Ordering vocab by frecuency


#1

Hi everyone,
I have a doubt regarding vocab I face when reading, watching shows, etc…

So far I’ve go with the premise of adding everything (within some limits though) unkown to my Anki deck, that if I have at least one sentence using such word in my shows (from which I keep a sentence bank)
that looks something like this:

So, if the word has no sentence example … no new card it’s added.

Thing is that in order to keep having examples of word, I have to add more susb2srs cards from different shows… which it gets tedious :sweat_smile:

Lately I’ve been watching more stuff and reading regularly, so I’m comming with new words, that are starting to pile up; so I would like to know if there’s a way to order those in a more automatic way.
Like having a excel or something like that and be able to quickly give me the order of those words according to frecuency (using some corpus for example)?? This way I could be always adding words that are more frecuent first, which I presume would be more useful at easing my next readings.
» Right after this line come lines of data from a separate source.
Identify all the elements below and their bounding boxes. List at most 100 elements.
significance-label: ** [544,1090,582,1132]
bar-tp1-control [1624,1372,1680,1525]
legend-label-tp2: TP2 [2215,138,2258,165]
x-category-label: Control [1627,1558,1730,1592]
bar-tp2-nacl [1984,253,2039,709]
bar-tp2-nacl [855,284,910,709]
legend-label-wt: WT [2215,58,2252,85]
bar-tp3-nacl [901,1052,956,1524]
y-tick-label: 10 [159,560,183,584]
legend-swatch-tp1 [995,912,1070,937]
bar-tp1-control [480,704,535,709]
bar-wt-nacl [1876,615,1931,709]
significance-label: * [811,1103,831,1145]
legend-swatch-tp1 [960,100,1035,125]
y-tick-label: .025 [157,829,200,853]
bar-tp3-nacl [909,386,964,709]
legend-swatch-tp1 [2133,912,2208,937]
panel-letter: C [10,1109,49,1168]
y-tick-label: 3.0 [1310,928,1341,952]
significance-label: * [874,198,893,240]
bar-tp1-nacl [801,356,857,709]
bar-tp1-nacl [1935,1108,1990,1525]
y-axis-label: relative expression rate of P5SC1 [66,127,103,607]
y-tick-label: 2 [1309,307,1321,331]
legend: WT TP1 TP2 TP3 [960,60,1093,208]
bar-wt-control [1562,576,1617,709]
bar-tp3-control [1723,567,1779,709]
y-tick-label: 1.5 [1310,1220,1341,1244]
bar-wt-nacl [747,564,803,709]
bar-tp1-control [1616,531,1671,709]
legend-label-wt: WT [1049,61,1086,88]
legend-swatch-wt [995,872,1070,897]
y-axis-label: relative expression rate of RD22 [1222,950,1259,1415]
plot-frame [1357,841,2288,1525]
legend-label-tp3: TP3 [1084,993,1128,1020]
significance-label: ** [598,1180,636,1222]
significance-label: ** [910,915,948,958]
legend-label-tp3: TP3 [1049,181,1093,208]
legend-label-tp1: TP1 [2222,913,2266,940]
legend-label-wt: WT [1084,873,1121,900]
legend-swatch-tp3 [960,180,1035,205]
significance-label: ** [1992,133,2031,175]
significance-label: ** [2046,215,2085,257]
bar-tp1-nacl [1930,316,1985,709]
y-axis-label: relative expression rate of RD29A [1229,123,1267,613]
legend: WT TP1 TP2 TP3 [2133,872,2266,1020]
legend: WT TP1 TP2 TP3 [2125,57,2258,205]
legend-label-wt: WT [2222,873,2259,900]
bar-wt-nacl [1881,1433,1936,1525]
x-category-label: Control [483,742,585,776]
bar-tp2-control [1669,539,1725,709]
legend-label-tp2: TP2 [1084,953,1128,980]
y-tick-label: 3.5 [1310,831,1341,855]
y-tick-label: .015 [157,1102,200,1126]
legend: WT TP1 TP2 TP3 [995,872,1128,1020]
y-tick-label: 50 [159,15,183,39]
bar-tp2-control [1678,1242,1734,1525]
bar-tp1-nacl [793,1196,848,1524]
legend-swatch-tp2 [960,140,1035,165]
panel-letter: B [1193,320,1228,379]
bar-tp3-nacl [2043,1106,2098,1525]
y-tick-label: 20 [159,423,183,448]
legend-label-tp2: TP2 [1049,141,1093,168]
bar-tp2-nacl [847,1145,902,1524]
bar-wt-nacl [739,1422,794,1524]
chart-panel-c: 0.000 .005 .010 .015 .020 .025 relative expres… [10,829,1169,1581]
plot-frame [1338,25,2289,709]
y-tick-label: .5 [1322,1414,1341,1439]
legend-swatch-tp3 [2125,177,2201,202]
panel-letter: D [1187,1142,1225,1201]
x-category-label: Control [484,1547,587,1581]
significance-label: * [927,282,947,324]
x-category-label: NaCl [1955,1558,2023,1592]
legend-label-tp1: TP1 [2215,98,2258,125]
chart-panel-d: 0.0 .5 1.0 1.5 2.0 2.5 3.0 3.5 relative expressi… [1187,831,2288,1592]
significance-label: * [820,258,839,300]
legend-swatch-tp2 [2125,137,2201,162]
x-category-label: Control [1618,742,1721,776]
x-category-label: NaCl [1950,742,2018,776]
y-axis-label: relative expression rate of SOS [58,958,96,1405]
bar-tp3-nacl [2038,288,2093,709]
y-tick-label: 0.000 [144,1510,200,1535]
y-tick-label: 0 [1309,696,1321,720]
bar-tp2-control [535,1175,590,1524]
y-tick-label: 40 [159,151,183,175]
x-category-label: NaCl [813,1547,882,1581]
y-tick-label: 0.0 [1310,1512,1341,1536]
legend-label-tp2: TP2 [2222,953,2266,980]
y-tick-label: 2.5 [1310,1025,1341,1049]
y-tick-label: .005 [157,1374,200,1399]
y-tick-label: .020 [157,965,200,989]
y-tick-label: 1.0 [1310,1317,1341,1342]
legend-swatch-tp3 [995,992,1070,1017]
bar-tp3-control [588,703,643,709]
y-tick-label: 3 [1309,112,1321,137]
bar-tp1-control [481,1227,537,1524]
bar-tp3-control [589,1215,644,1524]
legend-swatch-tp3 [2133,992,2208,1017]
I guess I would like to find a balance between still doing SRS (with maximum revenues) and having time to read and watch stuff … :sweat_smile:


#2

I am aware of two large frequency lists: Balanced Corpus of Contemporary Written Japanese and Vocabulary Database for Reading Japanese.

Both lists are spreadsheets which you can open in Excel, look up a word and see the frequency. You can remove unneeded columns to make the spreadsheet open faster.

BCCWJ has two ratings: based on short word units and base on long word units. Let me show an example why it is useful. When you check the frequency rating of 弁護 (defense, advocacy), it has frequency 1,451 in the short unit list, but frequency 24,915 in the long unit list. This means that the word is very common, but it is almost never used on its own (because it is almost always a part of compound 弁護士 - lawyer - so it is more useful to learn that compound than the word 弁護)

VDJR doesn’t have the long unit list but has different frequency ratings for different purposes (for Reading Japanese, for General Learners, for International Students). I’m not sure which is more useful.

I myself use a modified version of HouHou SRS which displays frequency rating from various databases when I look up a word, so I can use this information to decide if I should add this word to reviews or not. But I’m not sure I can legally redistribute the frequency lists (even though they are free downloads), so I keep this modification to myself for now. It looks like this:

Here BS - frequency in short unit word list of BCCWJ; BL - in long unit word list of BCCWJ; VU - in VDJR rating for Reading Japanese; VG - in VDJR rating for General Learners). “Unusual” is HouHou’s own rating “based on 7905 books” (not sure which ones). Looking at the screen, I see that word 腹立つ is not even among top-20,000 words according to all four frequency list, so I probably won’t add it to SRS.

通り is, on the contrary, very close to the top in all frequency lists, so it is already in SRS (already burned, in fact):


#3

Thanks, actually after the はら立つ example I’m somewhat questioning how much useful the frequency list can be for the purposes I want :sweat_smile: … Today I found exactly that word in my graded readers as well, which is the most basic of material I’m using; so I can attest its quite common in the material I’m reading and watching (as the seen the number of example sentences from my shows).
In any case I will like to give it a shot, as it might be more accurate with other words in relation to my immersion.
I have available the list of 60,000 most common words published by Tokyo University. its an excel spreadsheet; I’m wondering how could I use that to sort the word list I get for instance from a Kindle device (where I can easily export a CSV file with my underlined words).
For shows its mostly the same, I can use yomichan over subtitles to create a card… So the whole creation I think I’ve gotten to a point where it’s rather simple… Problem its volume… And priorize what to review…

EDIT: can you think in a way to add that frecuency number to somwthing like Anki perhaps as you did with HouHou?? If I could add it as a field in Anki I think it would be exactly what I’m looking for :yum:

EDIT 2: Ok, the anwser was right there in the same tool I already use … yomichan :hugs::hugs: … there’s “Innocent Corpus”, which you can add to yomichan as to provide word frecuency reference… having a list of words and hovering over with Yomichan will suffice to know the most common ones.